Biokraftstoffe und das Recht auf Nahrung
40,00 € inkl. gesetzl. MwSt.
The recent strategy on biofuels by the European Union has been challenged as being an infringement of the right to food since it has detrimental impacts on food prices. The UN Special Rapporteur on the right to food has called for a 5 year moratorium on biofuels until further research on the effects of biofuels has been carried out. Although a considerable number of States protects elements of the right to food in their constitutions the right is not yet established under international customary law. However, it is accepted as a binding human right according to Art. 11 ICESCR. It comprises core obligations of State parties as well as aspects of a more programmatic character. Thus, it has to be considered a part of the rising number of hybrid international norms. To be effective in the clash of fuel and food an international dimension of its scope has to be accepted.
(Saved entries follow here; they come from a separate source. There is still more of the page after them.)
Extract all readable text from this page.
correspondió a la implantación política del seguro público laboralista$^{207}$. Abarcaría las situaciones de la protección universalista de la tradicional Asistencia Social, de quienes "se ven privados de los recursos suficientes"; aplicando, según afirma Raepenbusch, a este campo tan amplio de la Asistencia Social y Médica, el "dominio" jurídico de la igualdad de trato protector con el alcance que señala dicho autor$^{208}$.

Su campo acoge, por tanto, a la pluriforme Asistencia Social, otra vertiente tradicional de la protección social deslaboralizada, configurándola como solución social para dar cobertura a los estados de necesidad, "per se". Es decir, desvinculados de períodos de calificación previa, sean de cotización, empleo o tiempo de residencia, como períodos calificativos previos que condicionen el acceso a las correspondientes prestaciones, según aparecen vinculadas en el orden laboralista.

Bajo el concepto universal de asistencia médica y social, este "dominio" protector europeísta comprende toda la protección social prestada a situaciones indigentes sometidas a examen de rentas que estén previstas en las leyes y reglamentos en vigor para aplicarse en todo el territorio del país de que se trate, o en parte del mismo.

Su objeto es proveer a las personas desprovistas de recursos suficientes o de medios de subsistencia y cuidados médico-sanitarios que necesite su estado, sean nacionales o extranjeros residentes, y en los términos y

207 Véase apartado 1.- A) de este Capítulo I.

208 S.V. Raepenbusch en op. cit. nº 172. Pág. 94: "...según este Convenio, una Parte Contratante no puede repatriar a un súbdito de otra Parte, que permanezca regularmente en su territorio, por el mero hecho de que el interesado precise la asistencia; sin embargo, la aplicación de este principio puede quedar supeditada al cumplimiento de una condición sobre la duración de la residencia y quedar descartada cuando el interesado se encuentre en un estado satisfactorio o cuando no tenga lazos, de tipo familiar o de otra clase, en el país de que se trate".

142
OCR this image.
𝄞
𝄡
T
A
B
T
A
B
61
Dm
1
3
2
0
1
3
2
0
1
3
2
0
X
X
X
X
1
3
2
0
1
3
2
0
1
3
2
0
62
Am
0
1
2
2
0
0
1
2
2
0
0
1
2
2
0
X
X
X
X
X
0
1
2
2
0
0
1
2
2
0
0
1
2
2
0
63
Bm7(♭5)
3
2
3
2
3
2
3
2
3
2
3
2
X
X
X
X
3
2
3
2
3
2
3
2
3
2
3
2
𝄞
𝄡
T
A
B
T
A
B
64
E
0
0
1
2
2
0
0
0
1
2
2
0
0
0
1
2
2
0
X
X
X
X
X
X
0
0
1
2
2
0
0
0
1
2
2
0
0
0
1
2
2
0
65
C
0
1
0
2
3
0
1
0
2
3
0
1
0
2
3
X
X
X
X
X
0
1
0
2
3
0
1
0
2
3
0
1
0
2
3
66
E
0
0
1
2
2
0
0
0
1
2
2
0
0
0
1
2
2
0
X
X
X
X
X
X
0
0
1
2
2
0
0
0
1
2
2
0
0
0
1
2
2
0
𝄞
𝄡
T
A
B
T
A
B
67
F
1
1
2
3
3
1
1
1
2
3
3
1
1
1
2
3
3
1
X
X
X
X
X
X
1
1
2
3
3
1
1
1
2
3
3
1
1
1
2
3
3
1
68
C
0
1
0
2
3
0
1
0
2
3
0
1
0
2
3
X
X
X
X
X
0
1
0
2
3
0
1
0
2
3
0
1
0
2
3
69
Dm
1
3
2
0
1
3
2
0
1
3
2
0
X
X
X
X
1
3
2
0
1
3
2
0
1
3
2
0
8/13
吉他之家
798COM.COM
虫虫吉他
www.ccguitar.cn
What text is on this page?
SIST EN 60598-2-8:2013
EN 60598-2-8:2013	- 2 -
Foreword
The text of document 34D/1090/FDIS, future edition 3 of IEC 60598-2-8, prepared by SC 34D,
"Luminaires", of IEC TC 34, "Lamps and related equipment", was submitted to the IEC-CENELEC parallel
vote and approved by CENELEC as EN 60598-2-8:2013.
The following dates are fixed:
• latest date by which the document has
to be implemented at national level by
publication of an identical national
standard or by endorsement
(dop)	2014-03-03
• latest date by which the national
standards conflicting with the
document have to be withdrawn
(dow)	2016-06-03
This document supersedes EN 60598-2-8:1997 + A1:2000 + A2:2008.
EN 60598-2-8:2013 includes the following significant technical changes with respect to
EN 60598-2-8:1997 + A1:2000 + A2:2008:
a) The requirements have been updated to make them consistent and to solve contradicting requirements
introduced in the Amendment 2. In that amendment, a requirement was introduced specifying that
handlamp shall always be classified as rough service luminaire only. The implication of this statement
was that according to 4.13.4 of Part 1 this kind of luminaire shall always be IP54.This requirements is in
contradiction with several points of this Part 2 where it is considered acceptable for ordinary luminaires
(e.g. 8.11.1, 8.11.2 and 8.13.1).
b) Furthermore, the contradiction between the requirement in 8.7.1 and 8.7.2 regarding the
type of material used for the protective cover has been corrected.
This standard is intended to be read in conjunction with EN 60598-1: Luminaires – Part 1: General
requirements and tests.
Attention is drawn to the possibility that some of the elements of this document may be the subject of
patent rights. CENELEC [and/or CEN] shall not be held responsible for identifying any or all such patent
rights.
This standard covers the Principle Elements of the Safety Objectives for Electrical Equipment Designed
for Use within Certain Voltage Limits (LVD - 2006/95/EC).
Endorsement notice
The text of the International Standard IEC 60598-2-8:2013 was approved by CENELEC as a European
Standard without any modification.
This approach quite unfamiliar for human rights can be deducted from an interpretation Art. 11 ICESCR in the light of several soft law provisions aiming at the concretization of the right to food. Consequently, a duty to consider the negative impacts of a State's measures on individual's human right to food in other countries can be established. This duty is short of a proportionality test. A moratorium on biofuels would only be required under the right to food, if their impacts would lead to severe hunger in countries affected. The concept of a human right to food serves considerable functions. In respect to the principle of sustainable development it fosters the relevance of social aspects vis-à-vis the economic and environmental needs. By turning to entitlements of individuals it is able to penetrate the shield of sovereignty and to put the focus on safeguarding especially vulnerable groups.